Callahan v. Department of State Police

PRESIDING JUSTICE JIGANTI,

dissenting:

I respectfully dissent from the opinion of the majority because I believe that it was within the province of the Board to determine whether the plaintiff’s conduct amounted to a violation of the Department’s rule prohibiting insubordination.

The plaintiff was sent a letter informing him that his service-connected time off relating to an injury which occurred in 1984 was being discontinued as of August 1, 1985. The letter contained the name of a person the plaintiff could contact if he had any questions. Ten months later, without informing anyone, the plaintiff took additional service-connected time off relating to that injury. As a result, he was suspended for violating the Department’s rule against insubordination, which provides that “officers should promptly obey any lawful orders of a superior.” The majority examined the language of the letter and concluded that as a matter of law it did not constitute an order.

It is true, as the majority asserts, that a reviewing court is not bound by an agency’s conclusion of law. However, administrative agencies are afforded substantial discretion by a reviewing court in construing and applying their own rules, and a court will interfere only where the agency’s interpretation is plainly erroneous. (Illinois Bell Telephone Co. v. Human Rights Comm’n (1989), 190 Ill. App. 3d 1036, 1047, 547 N.E.2d 499; Scheffki v. Board of Fire & Police Commissioners (1974), 23 Ill. App. 3d 971, 973, 320 N.E.2d 371.) In the context of disciplinary action taken by a police department, deference is accorded the agency because, as a part of the executive branch of government, it has both the responsibility and expertise in matters relating to the enforcement of standards which concern the maintenance of discipline and morale within the department. (Taylor v. Police Board (1978), 62 Ill. App. 3d 486, 489, 378 N.E.2d 1160.) A reviewing court’s only obligation is to determine whether the agency’s interpretation of its own rules has a reasonable basis in law. Taylor, 62 Ill. App. 3d 486, 376 N.E.2d 1160.

In the case at bar, I believe that it was within the Board’s power to determine whether the plaintiff’s conduct violated the rule prohibiting insubordination. As was stated in Zinser v. Board of Fire & Police Commissioners (1961), 28 Ill.
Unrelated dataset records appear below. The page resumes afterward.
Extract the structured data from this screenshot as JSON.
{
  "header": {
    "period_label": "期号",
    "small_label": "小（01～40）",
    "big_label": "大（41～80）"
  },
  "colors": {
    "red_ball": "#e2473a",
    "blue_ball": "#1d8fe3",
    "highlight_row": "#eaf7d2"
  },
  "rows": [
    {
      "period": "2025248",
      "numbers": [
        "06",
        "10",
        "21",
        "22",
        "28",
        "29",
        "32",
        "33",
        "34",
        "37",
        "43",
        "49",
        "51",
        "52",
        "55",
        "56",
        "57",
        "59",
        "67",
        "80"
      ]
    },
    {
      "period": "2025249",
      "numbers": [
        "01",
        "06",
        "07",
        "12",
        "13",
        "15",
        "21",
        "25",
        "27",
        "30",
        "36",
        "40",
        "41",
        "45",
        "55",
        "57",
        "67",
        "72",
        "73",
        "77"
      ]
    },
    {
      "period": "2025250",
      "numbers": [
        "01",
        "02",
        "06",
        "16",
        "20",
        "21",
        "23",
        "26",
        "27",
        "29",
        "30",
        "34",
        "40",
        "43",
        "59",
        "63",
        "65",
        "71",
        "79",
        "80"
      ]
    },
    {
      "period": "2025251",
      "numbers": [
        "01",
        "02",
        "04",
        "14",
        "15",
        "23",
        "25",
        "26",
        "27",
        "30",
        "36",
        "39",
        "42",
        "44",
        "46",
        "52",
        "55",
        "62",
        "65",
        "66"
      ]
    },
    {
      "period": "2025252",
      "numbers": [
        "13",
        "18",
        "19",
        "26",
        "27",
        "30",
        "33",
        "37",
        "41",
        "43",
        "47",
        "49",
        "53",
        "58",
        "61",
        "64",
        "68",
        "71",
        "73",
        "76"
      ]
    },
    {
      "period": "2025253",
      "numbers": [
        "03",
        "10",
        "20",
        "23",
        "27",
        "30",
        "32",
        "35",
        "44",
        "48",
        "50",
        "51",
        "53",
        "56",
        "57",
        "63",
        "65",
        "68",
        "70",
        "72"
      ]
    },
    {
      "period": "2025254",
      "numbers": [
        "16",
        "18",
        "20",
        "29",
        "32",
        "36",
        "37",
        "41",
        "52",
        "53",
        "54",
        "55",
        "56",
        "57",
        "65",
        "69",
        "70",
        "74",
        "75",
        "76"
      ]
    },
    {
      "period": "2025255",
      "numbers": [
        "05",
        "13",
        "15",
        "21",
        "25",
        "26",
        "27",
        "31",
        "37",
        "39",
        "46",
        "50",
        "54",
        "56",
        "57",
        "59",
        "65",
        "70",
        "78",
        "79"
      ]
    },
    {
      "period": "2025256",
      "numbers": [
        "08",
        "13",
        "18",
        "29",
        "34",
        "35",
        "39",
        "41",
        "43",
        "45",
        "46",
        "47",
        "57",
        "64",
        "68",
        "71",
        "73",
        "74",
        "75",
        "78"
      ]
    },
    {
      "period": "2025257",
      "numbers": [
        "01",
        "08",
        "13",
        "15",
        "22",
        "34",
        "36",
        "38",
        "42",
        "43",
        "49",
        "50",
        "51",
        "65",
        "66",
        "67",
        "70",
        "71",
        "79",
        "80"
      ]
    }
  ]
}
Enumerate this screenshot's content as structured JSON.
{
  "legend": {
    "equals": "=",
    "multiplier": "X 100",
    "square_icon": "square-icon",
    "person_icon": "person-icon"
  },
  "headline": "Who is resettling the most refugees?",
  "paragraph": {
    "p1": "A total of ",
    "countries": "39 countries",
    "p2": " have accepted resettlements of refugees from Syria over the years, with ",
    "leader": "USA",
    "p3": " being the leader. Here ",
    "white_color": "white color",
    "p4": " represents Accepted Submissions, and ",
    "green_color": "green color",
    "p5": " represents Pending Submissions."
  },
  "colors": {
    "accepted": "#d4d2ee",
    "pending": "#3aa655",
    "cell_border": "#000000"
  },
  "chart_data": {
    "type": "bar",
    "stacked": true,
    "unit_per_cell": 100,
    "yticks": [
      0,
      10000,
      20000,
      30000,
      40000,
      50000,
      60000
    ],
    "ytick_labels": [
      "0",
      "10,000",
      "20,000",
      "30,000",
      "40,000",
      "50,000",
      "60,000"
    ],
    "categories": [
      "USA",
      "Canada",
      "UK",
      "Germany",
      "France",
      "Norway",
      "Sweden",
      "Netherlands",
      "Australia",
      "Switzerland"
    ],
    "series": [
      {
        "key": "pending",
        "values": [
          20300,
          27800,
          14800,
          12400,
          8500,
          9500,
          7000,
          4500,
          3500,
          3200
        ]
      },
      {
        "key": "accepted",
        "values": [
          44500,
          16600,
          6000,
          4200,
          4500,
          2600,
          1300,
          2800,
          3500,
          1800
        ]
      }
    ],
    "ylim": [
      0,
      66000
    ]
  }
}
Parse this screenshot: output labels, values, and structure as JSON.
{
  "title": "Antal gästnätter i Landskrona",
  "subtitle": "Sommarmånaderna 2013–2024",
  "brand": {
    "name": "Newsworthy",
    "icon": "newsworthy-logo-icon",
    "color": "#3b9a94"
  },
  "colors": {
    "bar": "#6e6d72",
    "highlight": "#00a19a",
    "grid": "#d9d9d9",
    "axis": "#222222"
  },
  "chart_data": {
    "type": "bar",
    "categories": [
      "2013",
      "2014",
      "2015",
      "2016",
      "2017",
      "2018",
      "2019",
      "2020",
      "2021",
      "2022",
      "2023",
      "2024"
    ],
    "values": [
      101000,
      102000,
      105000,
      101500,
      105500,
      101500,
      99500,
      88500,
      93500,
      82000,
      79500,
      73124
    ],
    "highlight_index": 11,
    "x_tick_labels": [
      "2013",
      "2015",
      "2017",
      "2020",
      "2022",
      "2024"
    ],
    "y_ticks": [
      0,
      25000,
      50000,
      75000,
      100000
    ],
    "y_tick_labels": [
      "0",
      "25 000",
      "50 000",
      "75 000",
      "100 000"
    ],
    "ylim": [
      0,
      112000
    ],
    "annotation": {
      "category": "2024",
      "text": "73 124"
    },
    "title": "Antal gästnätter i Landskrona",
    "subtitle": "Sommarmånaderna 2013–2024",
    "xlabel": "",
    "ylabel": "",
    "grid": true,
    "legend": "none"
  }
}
App. 2d 435, 439, 172 N.E.2d 33, the absence of formal language is not in itself determinative of whether a particular communication constitutes an order. The need for discipline and obedience is inherent in the operation of a paramilitary organization such as the Illinois Department of State Police. CPhillips v. Hall (1983), 113 Ill. App. 3d 409, 419, 447 N.E.2d 418.) In light of that need, I believe that the Board should be accorded great deference in setting standards of acceptable conduct for Department personnel. In my view, the conclusion of the Board that the plaintiff’s conduct constituted insubordination has a reasonable basis in law and should not be overturned.